Mayor Agus Yudhoyono Wapres, Pantaskah?

Pemikir di sekitar Anies dan koalisinya saat ini terjebak dalam kekakuan analisis pola lama. Padahal rakyat dan peradaban saat ini berubah secara eksponensial. Kenapa? Itu adalah fenomena paska pandemi COVID19, sebuah kombinasi kehidupan baru dengan karakter, solidaritas, sensitivitas dan digital lifestyle. Pemikiran kaum elit lama selalu bias struktural, padahal rakyat telah berkembang anti struktur dan anti kemapanan. Padahal rakyat tidak terlalu kaku dengan ikatan komunal lama. Apalagi kaum milenial.

Tentu saja figur dan basis dukungan tradisional ada. Misalnya Aher di masyarakat Islam dan Sunda, maupun AHY di masyarakat Jawa dan kalangan militer.
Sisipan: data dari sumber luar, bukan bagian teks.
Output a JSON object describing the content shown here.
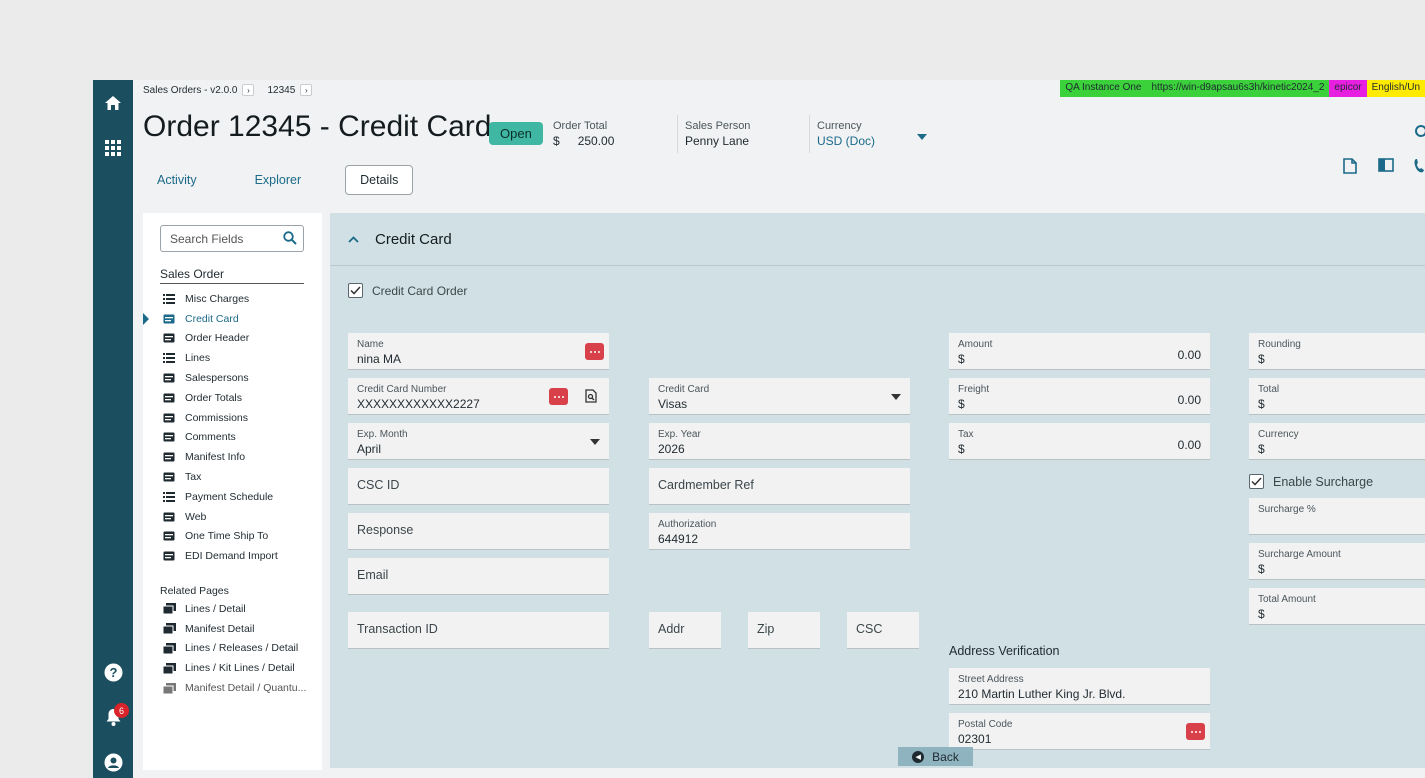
{
  "breadcrumb": {
    "app": "Sales Orders - v2.0.0",
    "record": "12345"
  },
  "env": {
    "instance": "QA Instance One",
    "url": "https://win-d9apsau6s3h/kinetic2024_2",
    "company": "epicor",
    "language": "English/Un"
  },
  "header": {
    "title": "Order 12345 - Credit Card",
    "status": "Open",
    "order_total_label": "Order Total",
    "order_total_currency": "$",
    "order_total_value": "250.00",
    "sales_person_label": "Sales Person",
    "sales_person_value": "Penny Lane",
    "currency_label": "Currency",
    "currency_value": "USD (Doc)"
  },
  "tabs": [
    {
      "label": "Activity"
    },
    {
      "label": "Explorer"
    },
    {
      "label": "Details"
    }
  ],
  "notifications": {
    "count": "6"
  },
  "sidenav": {
    "search_placeholder": "Search Fields",
    "section_title": "Sales Order",
    "items": [
      {
        "label": "Misc Charges",
        "icon": "list-icon"
      },
      {
        "label": "Credit Card",
        "icon": "card-icon"
      },
      {
        "label": "Order Header",
        "icon": "card-icon"
      },
      {
        "label": "Lines",
        "icon": "list-icon"
      },
      {
        "label": "Salespersons",
        "icon": "card-icon"
      },
      {
        "label": "Order Totals",
        "icon": "card-icon"
      },
      {
        "label": "Commissions",
        "icon": "card-icon"
      },
      {
        "label": "Comments",
        "icon": "card-icon"
      },
      {
        "label": "Manifest Info",
        "icon": "card-icon"
      },
      {
        "label": "Tax",
        "icon": "card-icon"
      },
      {
        "label": "Payment Schedule",
        "icon": "list-icon"
      },
      {
        "label": "Web",
        "icon": "card-icon"
      },
      {
        "label": "One Time Ship To",
        "icon": "card-icon"
      },
      {
        "label": "EDI Demand Import",
        "icon": "card-icon"
      }
    ],
    "related_title": "Related Pages",
    "related": [
      {
        "label": "Lines / Detail"
      },
      {
        "label": "Manifest Detail"
      },
      {
        "label": "Lines / Releases / Detail"
      },
      {
        "label": "Lines / Kit Lines / Detail"
      },
      {
        "label": "Manifest Detail / Quantu..."
      }
    ]
  },
  "section": {
    "title": "Credit Card",
    "credit_card_order_label": "Credit Card Order",
    "name_label": "Name",
    "name_value": "nina MA",
    "cc_number_label": "Credit Card Number",
    "cc_number_value": "XXXXXXXXXXXX2227",
    "cc_type_label": "Credit Card",
    "cc_type_value": "Visas",
    "exp_month_label": "Exp. Month",
    "exp_month_value": "April",
    "exp_year_label": "Exp. Year",
    "exp_year_value": "2026",
    "csc_id_label": "CSC ID",
    "cardmember_ref_label": "Cardmember Ref",
    "response_label": "Response",
    "authorization_label": "Authorization",
    "authorization_value": "644912",
    "email_label": "Email",
    "transaction_id_label": "Transaction ID",
    "addr_label": "Addr",
    "zip_label": "Zip",
    "csc_label": "CSC",
    "amount_label": "Amount",
    "amount_currency": "$",
    "amount_value": "0.00",
    "freight_label": "Freight",
    "freight_currency": "$",
    "freight_value": "0.00",
    "tax_label": "Tax",
    "tax_currency": "$",
    "tax_value": "0.00",
    "rounding_label": "Rounding",
    "rounding_currency": "$",
    "total_label": "Total",
    "total_currency": "$",
    "currency_label": "Currency",
    "currency_value": "$",
    "enable_surcharge_label": "Enable Surcharge",
    "surcharge_pct_label": "Surcharge %",
    "surcharge_amount_label": "Surcharge Amount",
    "surcharge_amount_currency": "$",
    "total_amount_label": "Total Amount",
    "total_amount_currency": "$",
    "address_verification_title": "Address Verification",
    "street_label": "Street Address",
    "street_value": "210 Martin Luther King Jr. Blvd.",
    "postal_label": "Postal Code",
    "postal_value": "02301"
  },
  "back_label": "Back",
  "colors": {
    "rail": "#1b4f5f",
    "accent": "#1b6a8a",
    "status": "#3fb7a3",
    "panel": "#d0e0e4"
  }
}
Ini tentu saja perlu diperdalam hitungan optimalisasi untuk memenangkan koalisi dan keadilan coattail effect bagi kemenangan partai. Di atas semua ini harusnya koalisi memikirkan koalisi dalam sebuah sinergitas yang utuh, bukan parsial.

Sebuah pikiran resultante, misalnya dalam ilmu fisika, bukan sekedar penjumlahan biasa, namun mempunyai efek gabungan yang berlalu lipat, yang mampu menguntungkan semuanya. Di sini seharusnya kelompok Anies dan parpolĀ  memanggil ahli matematika ITB atau lainnya menghitung dan membuat model dari sebuah koalisi parpol (Nasdem, PD dan PKS) dan efek resultantenya itu. Jangan cuma percaya lembaga survei.

Sebuah fenomena terbaru adalah pertemuan puluhan ulama besar NU di Sragen, yang diberitakan kompastv, “Risalah Sragen, Saat Puluhan Kiai Jawa Tengah dan Jawa Timur Dukung Anies Baswedan Capres 2024”, 25/2/23, mereka mendoakan Anies Baswedan untuk capres, sambil menitipkan nama-nama cawapres kalangan NU. Dari kalangan NU tentu saja muncul tokoh kaliber NU seperti Khofifah, Muhaimin Iskandar dll. Namun, menariknya mereka memasukkan nama Agus Yudhoyono sebagai tokoh di luar NU. Ini menunjukkan daya jangkau Agus Yudhoyono melampaui perkiraan tradisional.

Dukungan ulama NU ini, dan juga dukungan terbuka mantan Ketua Umum NU, Said Aqil Siradj, secara terbuka diberbagai media, terhadap Anies Baswedan, juga sebuah fenomena melampaui kajian statis atas dukungan tradisional.

Kombinasi analisa baru antara pola lama berbasis dukungan tradisional, ditambahkan dengan masyarakat yang berubah serta janji perubahan dari Anies dan wakilnya memberi kita suatu hipotesis bahwa Agus Yudhoyono, khususnya, maupun Aher dan Khofifah dapat meningkatkan elektabilitas Anies dan pasangannya. Seberapa besar kemenangan Anies Baswedan yang diperlukan dan bagaimana menciptakan keadilan coattail effect adalah konstrain untuk didiskusikan bersama. Jika Anies memilih Agus Yudhoyono sebagai wakil, tentunya akan memberikan tambahan elektabilitas. Itu tidak perlu diragukan lagi.

Jika elektabilitas bertambah dan dirasa cukup dengan mencari cawapres dari lingkungan internal, maka kehadiran Khofifah dari eksternal parpol koalisi, tentunya tidak menjadi faktor signifikan pada pengambilan keputusan bersama koalisi. Seperti “The Three Musketeers”, parpol ini bisa mengatakan “all for one and one for all”.

Bagaimana efek kemenangan parpol? Dari sisi parpol kita mengetahui bahwa pengaruh figur capres/cawapres bagi PKS lebih sedikit efeknya. Sebab PKS adalah partai dakwah, yang perjalanannya bersifat kontinuitas, tidak tergantung pemilu. Sebaliknya, Nasdem dan PD sangat membutuhkan figur capres cawapres.